Lord I’m 500 words away from home

Burkhard Bilger points us toward a definition of folk music: “Before 1945, Ledbetter liked to say, you could tell which side of a ridge a banjo player was from; after 1945, most just played like Earl Scruggs” (New Yorker, April 28, p. 56). Beyond that pointing, what’s folk remains unclear. Bilger argues that folk evolves to a distilled purity that is the defining characteristic (p. 55). When the music in the isolated communities where folk originates becomes watered down with outside influences, that defining characteristic of purity is lost.
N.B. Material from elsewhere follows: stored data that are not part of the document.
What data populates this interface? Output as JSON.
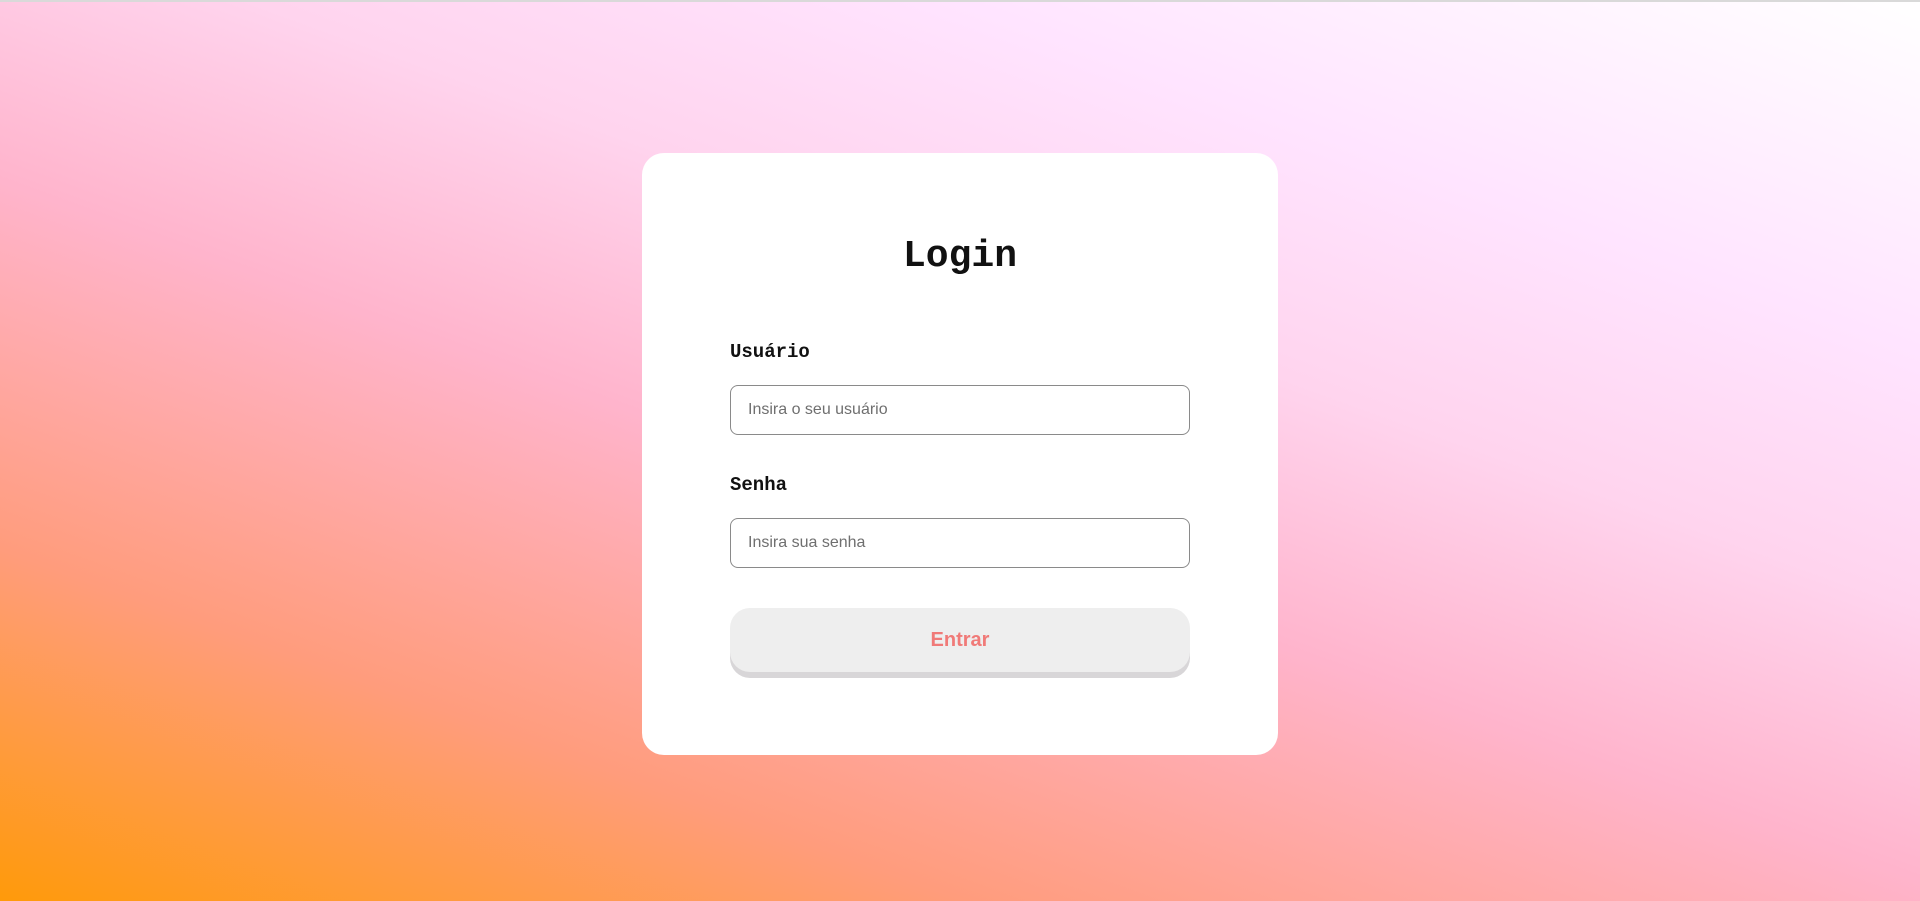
{
  "login": {
    "title": "Login",
    "username": {
      "label": "Usuário",
      "placeholder": "Insira o seu usuário",
      "value": ""
    },
    "password": {
      "label": "Senha",
      "placeholder": "Insira sua senha",
      "value": ""
    },
    "submit_label": "Entrar"
  },
  "colors": {
    "card_background": "#ffffff",
    "button_background": "#eeeeee",
    "button_text": "#f07a78",
    "gradient_start": "#ff9a0a",
    "gradient_end": "#ffffff"
  }
}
Yet variation is characteristic of folk. The author of folk music is not anonymous as much as communal. Folk songs are created by a community, passed down and sent away, and come to rest in other places, changing shape to suit local needs. A key characteristic of folk music therefore includes improvisation. A contemporary example is Leonard Cohen’s “Hallelujah,” the lyrics augmented and modified in many covers. This is why Bob Dylan rarely sings his own songs the same way twice. When folk passes from the community to the individual, its defining characteristic of variation is lost.

“900 Miles” morphs into “500 Miles.” It’s a train song, a folk shape, and the folk musician understands the form can be filled with any number of miles, train rides, destinations, lonely whistles. Keys change to suit voice and instrument; words change to update the form to contemporary, local needs. We find examples of this morphing in literature: Huckleberry Finn turns up in Holden Caulfield; Melville’s Ishmael gets a nod from Vonnegut’s Jonah; Romeo and Juliet sing Maria and Tony in West Side Story; the Henry of Crane’s The Red Badge of Courage meets Hemingway’s in A Farewell to Arms. The origins of literature are found in the origins of folk music. The individual relocates traditions. At the end of the cycle, the individual disappears back into the folk community, the folk song re-emerging as something new.